Wednesday, September 14, 2011

Arrest the parents or work with them?

I thought this article by Timothy Aqukkasuk Argetsinger in Alaska Dispatch was great - "Uqaġupta naalaġniuruksraurusi: When we talk, you listen." It's about the recent issue regarding legal action taken against parents for truant students.

While I think there is risk to then excuse some of the parental action (or inaction) regarding ensuring kids are at school, where they might actually be just negligent, he has great points that are almost never addressed. Specifically, he cites examples in which indigenous culture is worked with Western education for success, rather than a power struggle.

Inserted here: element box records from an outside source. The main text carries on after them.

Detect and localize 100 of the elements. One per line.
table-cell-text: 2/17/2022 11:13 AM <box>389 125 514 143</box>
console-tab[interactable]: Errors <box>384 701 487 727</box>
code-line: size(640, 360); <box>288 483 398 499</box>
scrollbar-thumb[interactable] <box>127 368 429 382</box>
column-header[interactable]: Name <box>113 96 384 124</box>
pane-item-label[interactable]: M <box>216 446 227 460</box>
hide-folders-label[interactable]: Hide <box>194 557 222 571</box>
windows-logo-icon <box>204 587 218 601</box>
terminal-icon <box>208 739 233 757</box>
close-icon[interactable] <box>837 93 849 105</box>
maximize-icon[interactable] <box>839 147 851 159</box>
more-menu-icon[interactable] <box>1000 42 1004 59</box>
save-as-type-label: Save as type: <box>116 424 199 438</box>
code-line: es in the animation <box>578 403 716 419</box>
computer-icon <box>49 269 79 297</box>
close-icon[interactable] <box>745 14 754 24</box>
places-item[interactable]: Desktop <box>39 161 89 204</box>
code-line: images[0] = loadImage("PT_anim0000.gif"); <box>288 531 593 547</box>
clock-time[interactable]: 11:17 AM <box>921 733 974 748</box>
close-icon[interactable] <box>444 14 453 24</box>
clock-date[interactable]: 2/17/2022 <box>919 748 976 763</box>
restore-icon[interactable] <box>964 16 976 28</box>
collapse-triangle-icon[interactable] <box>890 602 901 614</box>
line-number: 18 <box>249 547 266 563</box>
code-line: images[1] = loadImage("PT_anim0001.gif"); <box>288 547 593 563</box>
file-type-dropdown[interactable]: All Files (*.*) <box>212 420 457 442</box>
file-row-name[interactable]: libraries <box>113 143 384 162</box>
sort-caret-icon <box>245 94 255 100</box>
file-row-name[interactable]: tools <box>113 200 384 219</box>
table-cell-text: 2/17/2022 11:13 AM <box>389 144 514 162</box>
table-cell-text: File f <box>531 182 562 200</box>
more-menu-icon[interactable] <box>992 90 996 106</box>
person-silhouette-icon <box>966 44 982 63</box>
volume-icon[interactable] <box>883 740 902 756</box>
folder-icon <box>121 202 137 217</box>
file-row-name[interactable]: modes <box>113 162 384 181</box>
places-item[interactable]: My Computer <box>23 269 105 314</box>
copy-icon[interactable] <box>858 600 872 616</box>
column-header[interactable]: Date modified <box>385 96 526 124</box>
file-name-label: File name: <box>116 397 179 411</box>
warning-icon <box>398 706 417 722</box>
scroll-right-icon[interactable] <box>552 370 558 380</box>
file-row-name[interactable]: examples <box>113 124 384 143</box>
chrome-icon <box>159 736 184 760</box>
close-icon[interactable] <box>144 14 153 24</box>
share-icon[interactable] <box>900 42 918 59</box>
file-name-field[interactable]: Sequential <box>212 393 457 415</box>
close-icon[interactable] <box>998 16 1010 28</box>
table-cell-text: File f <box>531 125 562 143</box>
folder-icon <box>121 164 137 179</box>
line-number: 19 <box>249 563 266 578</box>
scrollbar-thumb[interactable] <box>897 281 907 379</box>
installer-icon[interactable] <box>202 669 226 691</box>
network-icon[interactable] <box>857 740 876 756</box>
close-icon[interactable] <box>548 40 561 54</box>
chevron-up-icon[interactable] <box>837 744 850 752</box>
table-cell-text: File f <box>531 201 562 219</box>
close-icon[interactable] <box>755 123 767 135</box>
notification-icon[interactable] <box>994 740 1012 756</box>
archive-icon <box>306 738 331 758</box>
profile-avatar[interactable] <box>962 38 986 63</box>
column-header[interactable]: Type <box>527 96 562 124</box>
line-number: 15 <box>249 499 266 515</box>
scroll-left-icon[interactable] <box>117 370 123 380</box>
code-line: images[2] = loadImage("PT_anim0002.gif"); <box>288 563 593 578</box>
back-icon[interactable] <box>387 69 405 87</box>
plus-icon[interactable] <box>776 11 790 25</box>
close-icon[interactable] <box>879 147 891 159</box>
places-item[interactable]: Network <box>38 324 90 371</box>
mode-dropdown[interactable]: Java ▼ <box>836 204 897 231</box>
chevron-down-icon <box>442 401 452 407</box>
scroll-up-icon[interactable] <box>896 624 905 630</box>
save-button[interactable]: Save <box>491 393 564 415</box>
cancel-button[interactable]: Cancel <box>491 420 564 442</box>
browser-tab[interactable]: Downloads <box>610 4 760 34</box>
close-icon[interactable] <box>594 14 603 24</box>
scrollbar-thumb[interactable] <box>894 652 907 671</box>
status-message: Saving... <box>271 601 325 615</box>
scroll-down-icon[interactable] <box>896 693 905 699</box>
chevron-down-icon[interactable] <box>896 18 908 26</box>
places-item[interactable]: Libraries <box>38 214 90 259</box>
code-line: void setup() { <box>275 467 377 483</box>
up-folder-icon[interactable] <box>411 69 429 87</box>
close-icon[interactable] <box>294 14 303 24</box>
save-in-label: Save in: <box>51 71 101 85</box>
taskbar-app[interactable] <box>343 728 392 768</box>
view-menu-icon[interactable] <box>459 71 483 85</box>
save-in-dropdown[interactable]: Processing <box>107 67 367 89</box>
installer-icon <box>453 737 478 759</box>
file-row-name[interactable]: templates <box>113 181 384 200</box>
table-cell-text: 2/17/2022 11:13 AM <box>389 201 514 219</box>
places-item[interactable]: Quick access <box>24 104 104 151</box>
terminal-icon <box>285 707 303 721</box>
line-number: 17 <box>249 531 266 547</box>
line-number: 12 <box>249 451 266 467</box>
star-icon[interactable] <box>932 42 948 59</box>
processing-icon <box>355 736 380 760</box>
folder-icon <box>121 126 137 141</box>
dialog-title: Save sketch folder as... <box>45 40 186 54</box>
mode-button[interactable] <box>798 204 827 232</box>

In any case, I can only imagine what he proposes is radical and maybe a little scary to some, but what he's really talking about is getting back to how things were done for millenia. I encourage you to read the WHOLE article before judging!

1 comment:

alaskapi said...

I've been watching this writer's work on his own blog. He has a powerful voice and is developing truly rich arguments for a measured shift in education here.
I was more dismayed by the cavalier attitude about sending parents off to jail in the original article .
Parents who truly fail their children will not "get it" from a jail sentence and their children will not gain . My mother worked for years as a public defender for juveniles. Kids with broken parents all too often try to take care of those parents and do not learn to take care of themselves or mature as full selves.
The state and education system are not making distinctions about real failure to parent and troubles parents encounter with this truancy routine. Nor are the state and education system looking to truly solve any problems. All appearances are that it is merely to force children into seats in school and pray some knowledge of some sort filters through.
Parents who have real problems with parenting need help as do their children. Whether this comes from the larger community, family, and/or the education system, it is to the benefit of all to help.
Parents who cannot or do not parent are another deal altogether and it would serve us well to make the distinction.
There is also the issue that Alaska occupies a singular place as regards Native self determination rights in education post ANSCA. I'm hoping Mr Argetsinger and others will help us discuss this with a view to sorting out what we want to do about it.